A Contested Divorce is where one or more issues cannot be resolved between the parties. In this type of divorce, the Court has to step in to decide these issues, which happens in a trial without a jury.
It is much less expensive to have an uncontested divorce.
The attorney can usually estimate how much time they will have to devote to preparing the paperwork to conclude the matter.
In an uncontested divorce, the lawyer needs to draft a settlement agreement pursuant to the parties’ wishes, as well as a Petition for Dissolution of Marriage, Financial Affidavits and other paperwork.
Everything will be presented to the Court at a hearing, which usually only lasts about five minutes.
Contested divorces, where lawyers generally charge by the hour, are much more expensive.
At the beginning of the case the lawyer generally cannot do any more than roughly estimate what the total fees will be.
The reason for this is because the lawyer does not know, and in fact the parties do not know when they start, whether they will end up settling the matter is short order, or the case will drag on for months if not longer before it is either settled or tried before the Court.
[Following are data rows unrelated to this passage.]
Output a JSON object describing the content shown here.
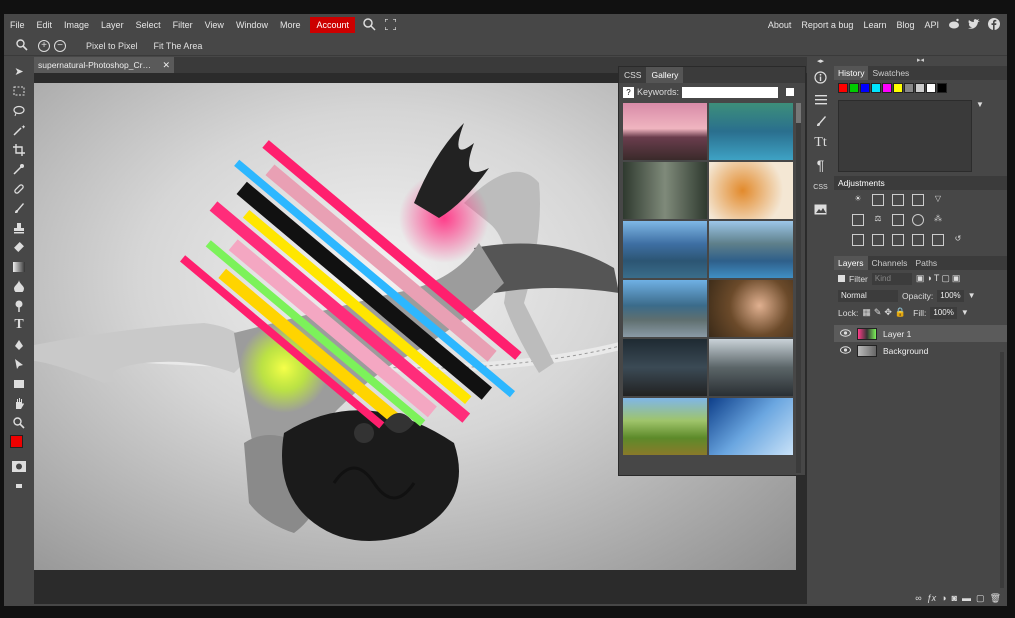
{
  "menu": {
    "items": [
      "File",
      "Edit",
      "Image",
      "Layer",
      "Select",
      "Filter",
      "View",
      "Window",
      "More"
    ],
    "account": "Account",
    "right_links": [
      "About",
      "Report a bug",
      "Learn",
      "Blog",
      "API"
    ],
    "account_color": "#cc0000"
  },
  "options": {
    "pixel_to_pixel": "Pixel to Pixel",
    "fit_area": "Fit The Area"
  },
  "document": {
    "tab_title": "supernatural-Photoshop_Cr",
    "close": "✕"
  },
  "gallery": {
    "tabs": [
      "CSS",
      "Gallery"
    ],
    "active_tab": "Gallery",
    "keywords_label": "Keywords:",
    "help": "?",
    "keywords_value": "",
    "thumbnails": [
      "tree-sunset",
      "lake-forest",
      "forest-road",
      "autumn-leaves",
      "alpine-village",
      "mountain-lake",
      "fjord-mountains",
      "woman-forest",
      "highway-night",
      "city-street",
      "green-hills",
      "skyscraper"
    ]
  },
  "right_panel": {
    "history_tabs": [
      "History",
      "Swatches"
    ],
    "swatch_colors": [
      "#ff0000",
      "#00cc00",
      "#0000ff",
      "#00e5ff",
      "#ff00ff",
      "#ffff00",
      "#888888",
      "#cccccc",
      "#ffffff",
      "#000000"
    ],
    "adjustments_title": "Adjustments",
    "layers_tabs": [
      "Layers",
      "Channels",
      "Paths"
    ],
    "filter_label": "Filter",
    "kind_label": "Kind",
    "blend_mode": "Normal",
    "opacity_label": "Opacity:",
    "opacity_value": "100%",
    "lock_label": "Lock:",
    "fill_label": "Fill:",
    "fill_value": "100%",
    "layers": [
      {
        "name": "Layer 1",
        "selected": true
      },
      {
        "name": "Background",
        "selected": false
      }
    ]
  },
  "colors": {
    "foreground": "#ee0000",
    "background": "#000000"
  }
}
Mediation, although it does not usually take place until a lot of work is done on the case, does help in resolving many difficult situations that would otherwise go to trial.
The bottom line is that in a contested situation the lawyer keeps track of their time as the matter proceeds and bills accordingly on an hourly basis.
Sometimes the only language that one of the litigants understands is a Court Order.
And sometimes when a party sees that the other has gone to the bother of hiring a lawyer and serving papers, they are more inclined to make a fair settlement offer.
Quite often though, an agreement fashioned by the parties is better than anything that a Court could come up with and is sometimes easier to live with because it is not imposed by a third party.
However, one should not settle for a lot less than they are entitled to just to get the matter over with quickly.
Lots of people lose valuable rights either because they can’t hang in there when the divorce is unpleasant, or because they don’t know their rights as they haven’t spoken with a lawyer.